Assessing Clients With Skin Problems


Assessing the clients with skin problems include obtaining a detailed history as this may provide clues to forensic nursing diagnosis, with careful observation.

The general examination of the skin considers normal variants and general changes in the skin.
General changes can alter color (jaundice, cyanosis, pallor), turgor, thickness, temperature, and vascularity (purpura, petechiae, flushing).

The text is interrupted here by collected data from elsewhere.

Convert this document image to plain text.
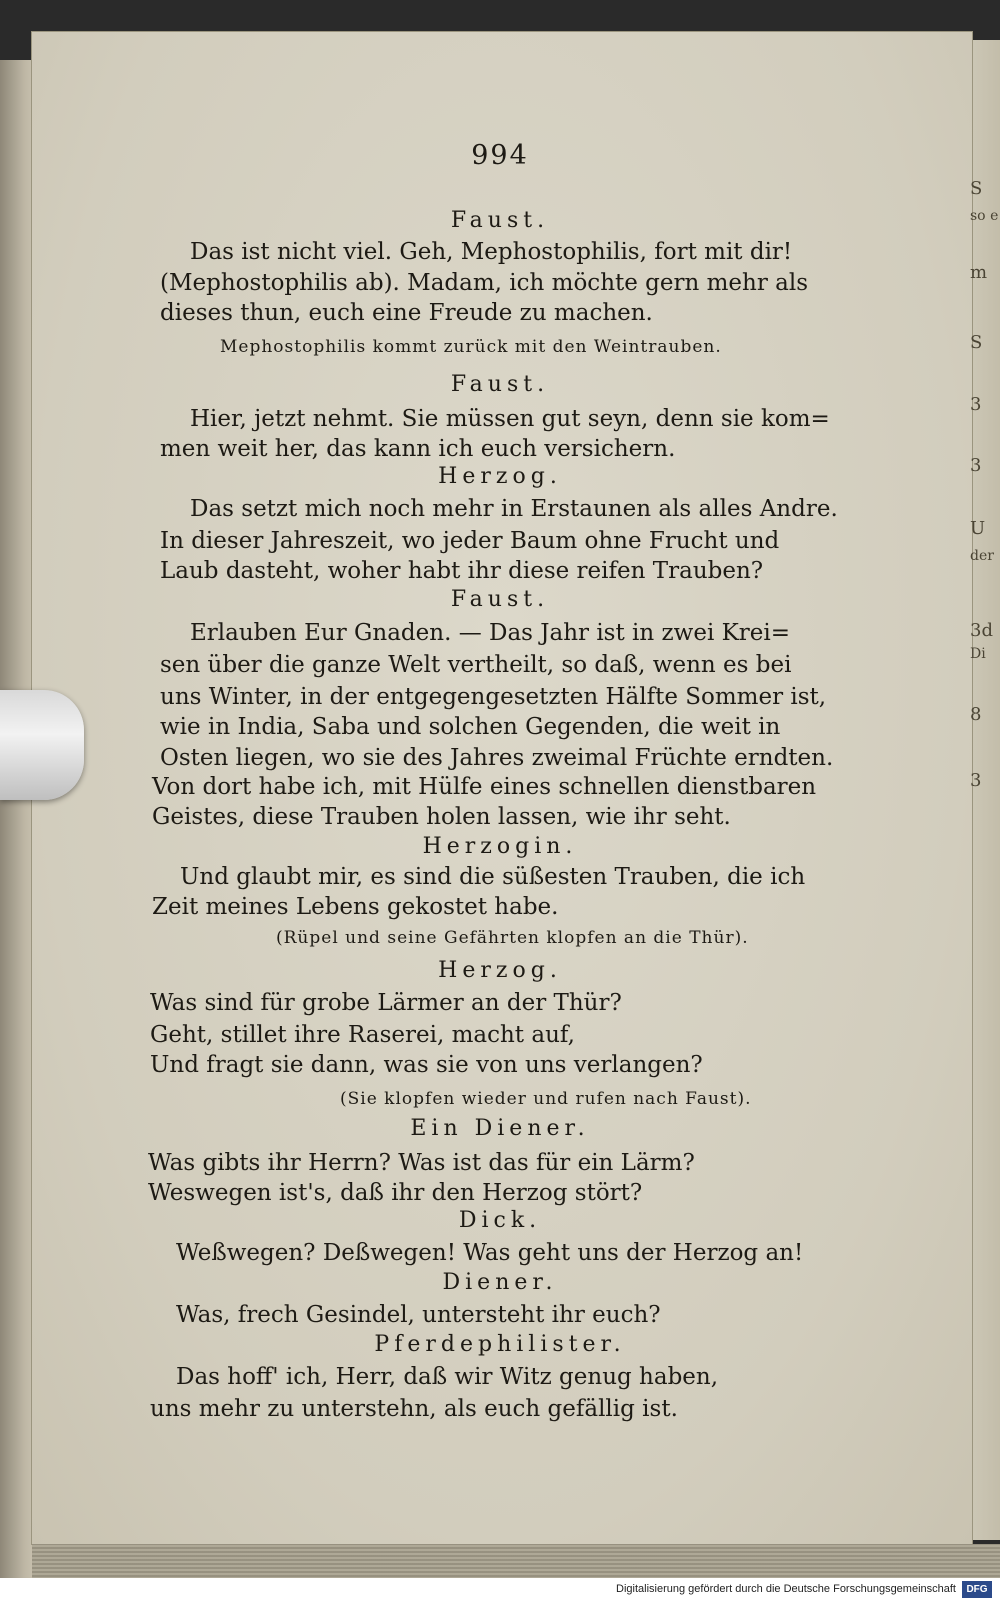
S
so e
m
S
3
3
U
der
3d
Di
8
3
994
Faust.
Das ist nicht viel. Geh, Mephostophilis, fort mit dir!
(Mephostophilis ab). Madam, ich möchte gern mehr als
dieses thun, euch eine Freude zu machen.
Mephostophilis kommt zurück mit den Weintrauben.
Faust.
Hier, jetzt nehmt. Sie müssen gut seyn, denn sie kom=
men weit her, das kann ich euch versichern.
Herzog.
Das setzt mich noch mehr in Erstaunen als alles Andre.
In dieser Jahreszeit, wo jeder Baum ohne Frucht und
Laub dasteht, woher habt ihr diese reifen Trauben?
Faust.
Erlauben Eur Gnaden. — Das Jahr ist in zwei Krei=
sen über die ganze Welt vertheilt, so daß, wenn es bei
uns Winter, in der entgegengesetzten Hälfte Sommer ist,
wie in India, Saba und solchen Gegenden, die weit in
Osten liegen, wo sie des Jahres zweimal Früchte erndten.
Von dort habe ich, mit Hülfe eines schnellen dienstbaren
Geistes, diese Trauben holen lassen, wie ihr seht.
Herzogin.
Und glaubt mir, es sind die süßesten Trauben, die ich
Zeit meines Lebens gekostet habe.
(Rüpel und seine Gefährten klopfen an die Thür).
Herzog.
Was sind für grobe Lärmer an der Thür?
Geht, stillet ihre Raserei, macht auf,
Und fragt sie dann, was sie von uns verlangen?
(Sie klopfen wieder und rufen nach Faust).
Ein Diener.
Was gibts ihr Herrn? Was ist das für ein Lärm?
Weswegen ist's, daß ihr den Herzog stört?
Dick.
Weßwegen? Deßwegen! Was geht uns der Herzog an!
Diener.
Was, frech Gesindel, untersteht ihr euch?
Pferdephilister.
Das hoff' ich, Herr, daß wir Witz genug haben,
uns mehr zu unterstehn, als euch gefällig ist.
Digitalisierung gefördert durch die Deutsche Forschungsgemeinschaft	DFG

Specific terminology is used to describe the characteristics of skin lesions (color, configuration, distribution, type of lesion, and the lesion pattern), which can then be documented

Begin a patient history using the patient’s own words regarding his/her own condition. This gives the nurse a sense of direction as to which triage questions to ask.

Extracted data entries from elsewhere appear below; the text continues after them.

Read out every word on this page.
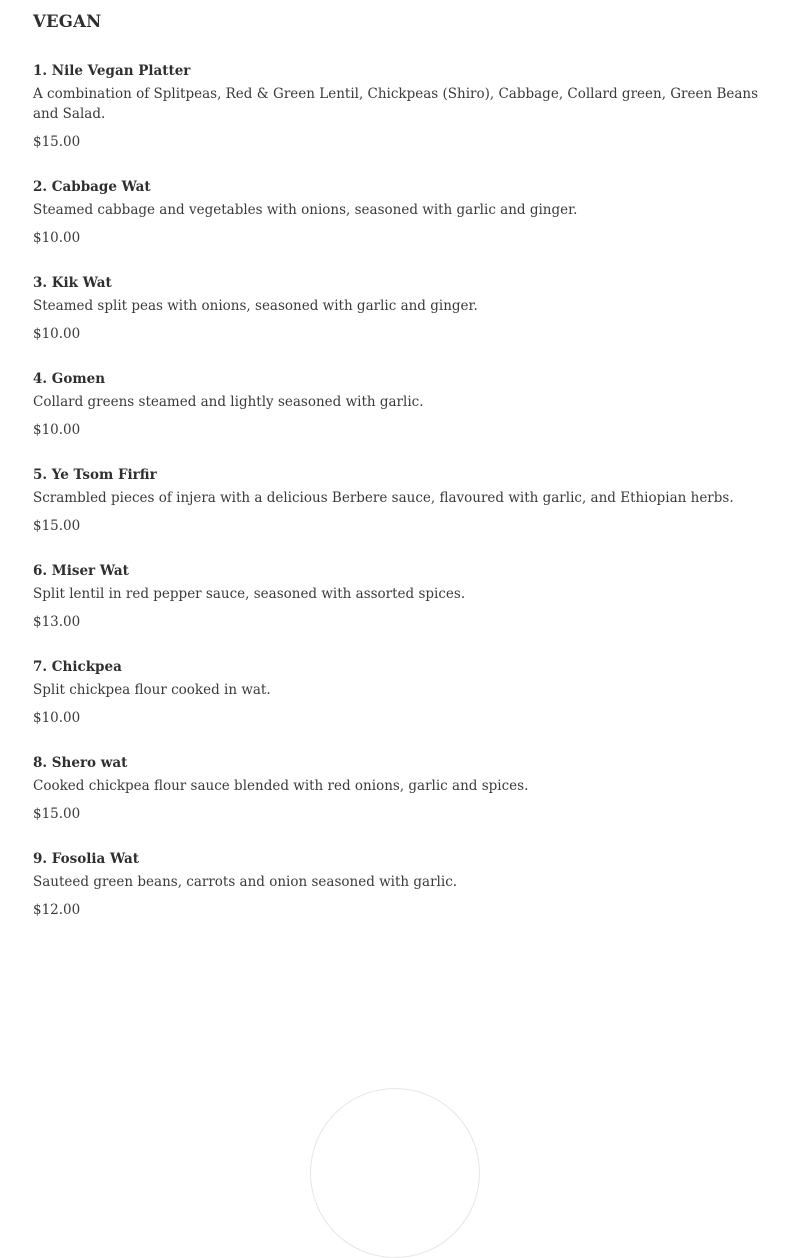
VEGAN
1. Nile Vegan Platter
A combination of Splitpeas, Red & Green Lentil, Chickpeas (Shiro), Cabbage, Collard green, Green Beans and Salad.
$15.00
2. Cabbage Wat
Steamed cabbage and vegetables with onions, seasoned with garlic and ginger.
$10.00
3. Kik Wat
Steamed split peas with onions, seasoned with garlic and ginger.
$10.00
4. Gomen
Collard greens steamed and lightly seasoned with garlic.
$10.00
5. Ye Tsom Firfir
Scrambled pieces of injera with a delicious Berbere sauce, flavoured with garlic, and Ethiopian herbs.
$15.00
6. Miser Wat
Split lentil in red pepper sauce, seasoned with assorted spices.
$13.00
7. Chickpea
Split chickpea flour cooked in wat.
$10.00
8. Shero wat
Cooked chickpea flour sauce blended with red onions, garlic and spices.
$15.00
9. Fosolia Wat
Sauteed green beans, carrots and onion seasoned with garlic.
$12.00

Examinations should be done in an orderly manner to insure important diagnostic clues are not missed. Don’t overlook hair, nails, and mouth.

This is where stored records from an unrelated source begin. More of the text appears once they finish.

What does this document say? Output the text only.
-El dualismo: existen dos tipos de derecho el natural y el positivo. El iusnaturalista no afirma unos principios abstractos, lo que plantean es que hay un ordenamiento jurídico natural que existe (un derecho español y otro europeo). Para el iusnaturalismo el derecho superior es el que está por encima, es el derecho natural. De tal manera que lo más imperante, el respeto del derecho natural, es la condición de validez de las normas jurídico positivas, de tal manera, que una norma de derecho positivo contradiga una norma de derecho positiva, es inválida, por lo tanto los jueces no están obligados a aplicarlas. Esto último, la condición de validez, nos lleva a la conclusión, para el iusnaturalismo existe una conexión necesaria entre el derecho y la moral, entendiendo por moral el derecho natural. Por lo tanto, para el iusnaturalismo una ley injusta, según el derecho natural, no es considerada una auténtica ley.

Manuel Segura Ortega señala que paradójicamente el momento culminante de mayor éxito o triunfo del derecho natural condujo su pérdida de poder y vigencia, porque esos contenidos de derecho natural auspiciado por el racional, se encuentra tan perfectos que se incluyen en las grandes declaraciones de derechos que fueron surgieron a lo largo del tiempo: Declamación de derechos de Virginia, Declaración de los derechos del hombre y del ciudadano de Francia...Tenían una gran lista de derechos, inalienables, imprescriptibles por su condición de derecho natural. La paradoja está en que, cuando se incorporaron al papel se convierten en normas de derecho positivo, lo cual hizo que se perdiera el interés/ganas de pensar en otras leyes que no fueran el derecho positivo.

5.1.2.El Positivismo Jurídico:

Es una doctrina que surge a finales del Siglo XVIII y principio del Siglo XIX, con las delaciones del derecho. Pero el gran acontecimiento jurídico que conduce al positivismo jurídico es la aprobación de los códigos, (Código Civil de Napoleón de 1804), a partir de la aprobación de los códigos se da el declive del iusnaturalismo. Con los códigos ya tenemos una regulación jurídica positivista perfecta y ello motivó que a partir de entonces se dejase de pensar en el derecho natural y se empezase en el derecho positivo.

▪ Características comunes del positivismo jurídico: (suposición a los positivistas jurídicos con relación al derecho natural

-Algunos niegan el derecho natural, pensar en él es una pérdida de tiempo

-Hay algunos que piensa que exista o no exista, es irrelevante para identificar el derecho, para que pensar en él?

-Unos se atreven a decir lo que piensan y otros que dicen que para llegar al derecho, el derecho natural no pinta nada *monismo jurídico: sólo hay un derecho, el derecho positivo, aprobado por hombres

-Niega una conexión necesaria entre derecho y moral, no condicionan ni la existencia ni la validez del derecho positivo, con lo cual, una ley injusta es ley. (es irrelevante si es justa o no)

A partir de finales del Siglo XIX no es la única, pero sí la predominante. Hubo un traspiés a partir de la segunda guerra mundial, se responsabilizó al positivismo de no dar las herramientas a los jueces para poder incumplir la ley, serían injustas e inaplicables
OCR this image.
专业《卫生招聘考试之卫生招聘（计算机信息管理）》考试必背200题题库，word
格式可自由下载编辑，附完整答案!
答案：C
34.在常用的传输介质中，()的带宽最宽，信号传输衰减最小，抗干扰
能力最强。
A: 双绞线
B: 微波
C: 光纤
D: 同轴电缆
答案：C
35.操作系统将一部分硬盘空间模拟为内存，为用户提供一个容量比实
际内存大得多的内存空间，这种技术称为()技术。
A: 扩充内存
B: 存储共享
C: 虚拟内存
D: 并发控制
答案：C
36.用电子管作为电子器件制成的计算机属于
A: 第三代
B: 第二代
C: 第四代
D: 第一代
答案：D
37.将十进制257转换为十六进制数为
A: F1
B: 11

Primary lesions are caused directly by the disease process. Pay attention to the shape, morphology, distribution, and quality of the lesion(s).

Some common descriptive terms of primary lesions are macule, papule, nodule, plaque, wheal, vesicle, bulla, pustule, cyst, comedo, and burrow.

Secondary lesions are the patient’s response to a disease process.

Some common descriptive terms of primary lesions are scale, crust, fissures, lichenification, erosion, ulcer, excoriation, scar, and atrophy.

Evaluate the distribution, shape, arrangement, and color of the lesion(s).